Figure 4. The alternative translation start site within BRCA1 translates into a mostly disordered protein segment.

Figure 4

The CDS fragment corresponding to residues 275–310 in the canonical BRCA1 isoform is presented in a light blue box at the top, with a validated alternative translation start site (ATSS) highlighted in yellow. The domain map of the canonical isoform is shown below the CDS with the domains coloured purple (residue boundaries assigned based on the UniProtKB) and the region surrounding the mentioned ATSS marked by darker grey. The protein segment in question is enlarged from the domain map and the identified SCEs and predicted structural properties are indicated below by dark blue bars, as explained for Figure 3.

The FAS gene has a relatively long region annotated as dual-coding (i.e. overlapping exons translated into protein sequence in different reading frames) that contains two adjacent, experimentally validated splicing factor binding sites. In fact, these two sites represent triple-function regions and serve as examples for sites involved in splicing regulation. To the best of our knowledge, such sites have not been described in eukaryotic genomes before. We examined the corresponding regions of both isoforms from a structural aspect (Figure 5). In the canonical protein chain, the three residues corresponding to the shorter binding site do not appear to be disordered or of low complexity, and secondary structure elements are also not predicted here. Interestingly, the residues overlapping the longer binding site reside within the only transmembrane helix region of the protein (assigned by UniProtKB [47]). This region is predicted as low complexity by SEG, since five out of six residues are leucines with only a single cysteine breaking the repeat. Obviously, it is not predicted as disordered by IUPred, which assigns very low scores to a stretch of hydrophobic residues (meaning highly ordered). In the other isoform, the residues overlapping with the binding sites are located in the C-terminal tail and they are not assigned as membrane spanning. The residues corresponding to the shorter binding site are at the border of a predicted disordered region, while the longer binding site encodes for residues predicted to be of low sequence complexity when using SEG with window size 10.
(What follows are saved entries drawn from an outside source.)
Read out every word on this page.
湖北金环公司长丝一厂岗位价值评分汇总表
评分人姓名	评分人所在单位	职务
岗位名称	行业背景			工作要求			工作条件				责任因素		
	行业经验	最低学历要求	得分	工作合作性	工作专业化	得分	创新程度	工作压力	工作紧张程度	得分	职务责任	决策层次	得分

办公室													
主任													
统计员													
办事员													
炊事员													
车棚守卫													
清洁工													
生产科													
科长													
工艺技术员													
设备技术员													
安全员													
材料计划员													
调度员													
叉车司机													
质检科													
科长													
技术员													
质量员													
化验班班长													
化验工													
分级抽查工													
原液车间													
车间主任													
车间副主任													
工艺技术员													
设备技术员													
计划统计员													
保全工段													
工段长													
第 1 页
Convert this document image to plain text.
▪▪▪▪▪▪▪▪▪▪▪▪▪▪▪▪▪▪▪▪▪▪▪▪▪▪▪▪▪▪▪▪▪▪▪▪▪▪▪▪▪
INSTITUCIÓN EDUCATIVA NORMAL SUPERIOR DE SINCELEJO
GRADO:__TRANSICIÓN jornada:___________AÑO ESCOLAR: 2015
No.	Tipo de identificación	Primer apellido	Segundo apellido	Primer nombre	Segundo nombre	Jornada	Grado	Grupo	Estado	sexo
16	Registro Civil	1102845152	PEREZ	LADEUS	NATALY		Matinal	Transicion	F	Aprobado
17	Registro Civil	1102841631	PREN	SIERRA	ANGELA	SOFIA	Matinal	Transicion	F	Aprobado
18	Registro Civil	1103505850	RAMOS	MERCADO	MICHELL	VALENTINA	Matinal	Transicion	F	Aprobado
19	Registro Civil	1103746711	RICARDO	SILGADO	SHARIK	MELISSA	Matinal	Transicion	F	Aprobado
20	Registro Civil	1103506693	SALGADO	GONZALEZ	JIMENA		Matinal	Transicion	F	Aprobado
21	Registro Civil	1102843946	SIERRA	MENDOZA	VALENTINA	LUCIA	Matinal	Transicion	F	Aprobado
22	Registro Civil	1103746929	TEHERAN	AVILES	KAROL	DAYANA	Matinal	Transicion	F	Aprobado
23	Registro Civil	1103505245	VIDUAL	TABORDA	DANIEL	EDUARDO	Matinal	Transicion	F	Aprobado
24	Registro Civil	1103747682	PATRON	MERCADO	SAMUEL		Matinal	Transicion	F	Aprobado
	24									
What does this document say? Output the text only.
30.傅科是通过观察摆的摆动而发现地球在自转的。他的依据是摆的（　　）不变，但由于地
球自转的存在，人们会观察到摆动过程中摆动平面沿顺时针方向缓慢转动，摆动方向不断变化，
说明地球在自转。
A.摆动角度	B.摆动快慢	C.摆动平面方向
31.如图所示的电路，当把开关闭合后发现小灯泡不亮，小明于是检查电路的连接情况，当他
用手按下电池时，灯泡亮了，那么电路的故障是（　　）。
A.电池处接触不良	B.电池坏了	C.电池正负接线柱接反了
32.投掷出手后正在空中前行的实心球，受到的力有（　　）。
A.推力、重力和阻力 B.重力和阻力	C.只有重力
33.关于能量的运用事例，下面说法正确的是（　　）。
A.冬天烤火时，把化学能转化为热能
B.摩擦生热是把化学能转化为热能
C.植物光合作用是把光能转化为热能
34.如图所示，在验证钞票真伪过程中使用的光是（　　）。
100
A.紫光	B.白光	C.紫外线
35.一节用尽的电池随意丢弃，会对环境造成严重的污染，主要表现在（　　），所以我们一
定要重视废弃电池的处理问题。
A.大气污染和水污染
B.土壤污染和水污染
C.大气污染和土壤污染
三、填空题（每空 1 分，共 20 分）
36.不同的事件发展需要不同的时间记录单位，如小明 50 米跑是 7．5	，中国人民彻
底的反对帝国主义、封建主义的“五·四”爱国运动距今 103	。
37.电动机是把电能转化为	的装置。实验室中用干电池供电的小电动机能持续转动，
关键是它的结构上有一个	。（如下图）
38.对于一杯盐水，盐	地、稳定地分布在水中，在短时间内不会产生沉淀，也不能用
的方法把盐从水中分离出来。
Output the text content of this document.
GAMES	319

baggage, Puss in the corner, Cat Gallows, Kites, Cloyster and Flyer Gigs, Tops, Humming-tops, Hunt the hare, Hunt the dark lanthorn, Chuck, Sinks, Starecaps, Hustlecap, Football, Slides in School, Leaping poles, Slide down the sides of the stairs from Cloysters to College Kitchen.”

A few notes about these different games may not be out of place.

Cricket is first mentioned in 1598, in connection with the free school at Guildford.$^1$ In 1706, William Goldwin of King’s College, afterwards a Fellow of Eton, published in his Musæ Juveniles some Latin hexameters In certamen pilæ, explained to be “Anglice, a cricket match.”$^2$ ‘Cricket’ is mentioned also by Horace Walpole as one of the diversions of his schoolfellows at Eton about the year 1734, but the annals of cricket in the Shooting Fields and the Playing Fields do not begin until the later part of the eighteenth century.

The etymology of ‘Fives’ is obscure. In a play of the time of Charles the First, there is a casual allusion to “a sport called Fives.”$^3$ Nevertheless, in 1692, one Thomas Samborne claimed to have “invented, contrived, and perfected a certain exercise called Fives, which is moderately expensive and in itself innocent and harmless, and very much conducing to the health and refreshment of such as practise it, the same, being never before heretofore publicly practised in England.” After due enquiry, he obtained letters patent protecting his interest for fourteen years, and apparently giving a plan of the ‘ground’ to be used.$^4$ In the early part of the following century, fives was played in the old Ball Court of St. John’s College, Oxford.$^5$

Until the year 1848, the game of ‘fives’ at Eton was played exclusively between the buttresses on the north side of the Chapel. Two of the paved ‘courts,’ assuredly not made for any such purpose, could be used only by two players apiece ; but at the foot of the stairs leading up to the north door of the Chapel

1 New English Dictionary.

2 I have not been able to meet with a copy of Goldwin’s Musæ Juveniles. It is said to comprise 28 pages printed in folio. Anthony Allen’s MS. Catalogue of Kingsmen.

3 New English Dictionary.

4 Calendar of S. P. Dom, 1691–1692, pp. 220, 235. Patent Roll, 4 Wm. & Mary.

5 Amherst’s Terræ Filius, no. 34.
Figure 5. Validated splicing factor binding sites embedded in a dual-coding region.

Figure 5

The domain map of the canonical apoptosis-mediating surface antigen FAS is shown at the top, with domains marked by light purple and the only transmembrane region (TRM) marked by darker purple (residue boundaries assigned based on the UniProtKB). The boundaries of the region that overlaps the two splicing factor binding sites are provided, and the CDS corresponding to the given region is presented below the domain map. The two splicing factor binding sites are highlighted by yellow in the CDS with the names of the corresponding splicing factors indicated. The overlapping residues are similarly highlighted in the sequences of the two distinct protein isoforms. The predicted protein structural properties are indicated below as in Figure 3.

It is clear that in both cases the triple functionality is somewhat compensated for by the protein. The shorter site is located in a disordered region in at least one of the two protein chains, while the long binding site encodes for compositionally biased segments in both. Interestingly, Lin et al did not detect SCEs overlapping this region by any of the three applied resolutions. However, considering their rather stringent filtering criteria [18], this could also have other reasons than the lack of low levels of synonymous rate constraint.

At the 15-codon resolution, Lin and co-workers detected SCEs in about 6000 human genes (∼35% of the genes). This vast set of genes was checked for biases towards certain Gene Ontology (GO) annotations, and genes involved in “chromatin modification” turned out to be the most enriched in SCEs (∼twofold enrichment) [18]. For instance, several SCEs were detected in the genes of the modular transcription coactivators CBP (CREB-binding protein) and p300 (E1A binding protein p300), and we therefore investigated the structural properties of the corresponding protein segments (Figure 6). Interestingly, despite CBP having seven, and p300 having four, SCE-overlapping regions (in the dataset of 15-codon resolution), none of these is located in well-folded domains. In p300, one of the four SCEs overlaps with the nuclear coactivator binding domain (NCBD), which was previously described as a molten globule [48] and was predicted to be completely disordered (Figure 6A). In CBP, one of the seven SCEs overlaps with the nuclear receptor interacting domain (NRID), which actually is a short binding motif that lies in a segment predicted to be completely disordered in both proteins (Figure 6B). In fact, all 11 regions are predicted to be completely disordered by IUPred and 7 overlap with regions of predicted low sequence complexity. At the same time, none of them show more than 50% secondary structure content, and six of them have no secondary structure elements (or contained only a single residue assigned as such). Interestingly, despite the high sequence similarity of the two proteins, the SCE-overlapping regions are differently distributed along their chains. This could have two reasons: 1) the differences between the structure of the two genes demand different splicing regulation (for instance, CBP has much longer introns resulting in a large difference in overall gene sizes) or 2) the overlapping functionalities evolved after the divergence of CBP and p300 from the ancestral gene.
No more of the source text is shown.